Naast het programmeren van groot gemonteerde dansvoorstellingen van gezelschappen als het Scapino Ballet, Introdans, Conny Janssen Danst en sinds kort ook weer Het Nationale Ballet, kiest De Lawei voor investeren in jonge dansmakers en midcareer-makers. ‘Wij zetten erg in op jonge makers en de kleine zaal. Ook probeer ik makers te introduceren bij ons publiek door hen meerdere jaren achter elkaar te programmeren en zo een publiek voor hen op te bouwen. Het risico is dan dat er ook een mislukte voorstelling tussen zit, maar dat moet kunnen. Jonge makers moeten kilometers kunnen maken, net zoals het publiek. Ik stond bijvoorbeeld aan de wieg van het programma voor aanstormend choreografietalent Dansclick. De bedoeling was dat programmeurs keuzes maakten uit opkomende choreografen die verbonden waren aan productiehuizen als Korzo of Danswerkplaats Amsterdam (in 2010 overgegaan in Dansmakers). Dat is een uniek concept dat nog steeds succesvol is, omdat je een poging doet om een match te maken met de regio.’

‘Ook hebben we een kleinezaalkaart geïntroduceerd, waarmee publiek voor 120 euro een jaar lang elke maand een zestal vlakkevloervoorstellingen aangeboden krijgt. Daardoor zit er bij de dansvoorstellingen nu twee keer zoveel publiek.’

‘Het merendeel van de dans komt uit de grote stad. Die voorstellingen hebben een randstedelijke thematiek die hier in de regio niet landt. Ook Club Guy & Roni kiest voor die grootstedelijke problematiek. Hun voorstelling Mechanical Ecstasy, geïnspireerd op de rave-cultuur en dance-feesten, is een prima voorstelling. Maar hier in Drachten wonen geen studenten die dat aanspreekt, maar veel mbo-opgeleide mensen die zich daar niet in herkennen. Daarom trekt het hier geen mensen.’ Om dat publiek toch te bereiken, organiseert het Noord Nederlands Orkest samen met Club Guy & Roni een programma op de mbo-opleidingen en programmeert het inleidingen en nagesprekken bij dansvoorstellingen.
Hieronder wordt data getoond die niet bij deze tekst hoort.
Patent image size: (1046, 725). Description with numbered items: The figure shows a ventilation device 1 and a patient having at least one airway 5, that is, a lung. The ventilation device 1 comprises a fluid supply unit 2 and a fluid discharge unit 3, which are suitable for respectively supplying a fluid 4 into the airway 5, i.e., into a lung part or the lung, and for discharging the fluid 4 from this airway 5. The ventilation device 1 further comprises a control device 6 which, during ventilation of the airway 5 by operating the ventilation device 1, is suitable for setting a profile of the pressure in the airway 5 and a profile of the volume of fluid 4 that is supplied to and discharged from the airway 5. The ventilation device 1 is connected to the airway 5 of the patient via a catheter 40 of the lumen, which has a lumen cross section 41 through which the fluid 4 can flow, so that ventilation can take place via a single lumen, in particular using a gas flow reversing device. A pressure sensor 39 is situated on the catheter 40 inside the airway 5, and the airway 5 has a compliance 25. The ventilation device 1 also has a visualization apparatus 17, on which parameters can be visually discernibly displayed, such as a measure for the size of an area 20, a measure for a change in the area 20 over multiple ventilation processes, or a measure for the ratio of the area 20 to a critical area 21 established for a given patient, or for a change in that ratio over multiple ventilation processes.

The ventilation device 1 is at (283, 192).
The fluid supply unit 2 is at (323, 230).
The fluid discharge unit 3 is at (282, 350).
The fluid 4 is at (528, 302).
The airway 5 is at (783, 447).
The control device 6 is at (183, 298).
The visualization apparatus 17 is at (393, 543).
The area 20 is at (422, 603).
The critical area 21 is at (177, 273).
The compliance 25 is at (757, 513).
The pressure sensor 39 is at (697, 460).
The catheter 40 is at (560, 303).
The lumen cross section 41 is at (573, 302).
Daarnaast betrekt De Lawei lokale dansscholen bij dansvoorstellingen.

Avezaat zit ook in het Jeugdfonds Cultuur, dat kinderen uit gezinnen met weinig geld de kans geeft om bijvoorbeeld muziekles, toneelles of theaterles te volgen. ’70 Procent van die kinderen kiest voor dans. Maar die ontwikkeling zie je niet terug in het bezoek. Ook de opkomst van populaire dansshows op televisie, zoals So You Think You Can Dance of Dance Dance Dance, heeft weinig tot geen effect op de kaartverkoop in de theaters.’

‘Maar wanneer een gezelschap een goede lokale verbinding maakt, levert dat publiek op. Dat werkt. Inwoners zijn dan trots op een gezelschap en identificeren zich ermee. Wij zijn daarom bezig om hier een residentieplaats te creëren voor makers. Zo kunnen we verbinding maken met de regio en een culturele ecologische infrastructuur opzetten. Als een soort humuslaag, als je rijke aarde hebt komen daar mooie dingen uit voort.’

Toch zoekt Avezaat de oorzaak niet enkel bij het ontbreken van dans in de regio. ‘Ik heb ook collega’s die weinig dans programmeren. Dan zeggen ze: “Dat trekt te weinig publiek”. Of: “Ik heb er geen verstand van”. Maar je kunt altijd een collega bellen voor advies. Theaters krijgen subsidie, die zijn er niet om enkel commercieel te programmeren.’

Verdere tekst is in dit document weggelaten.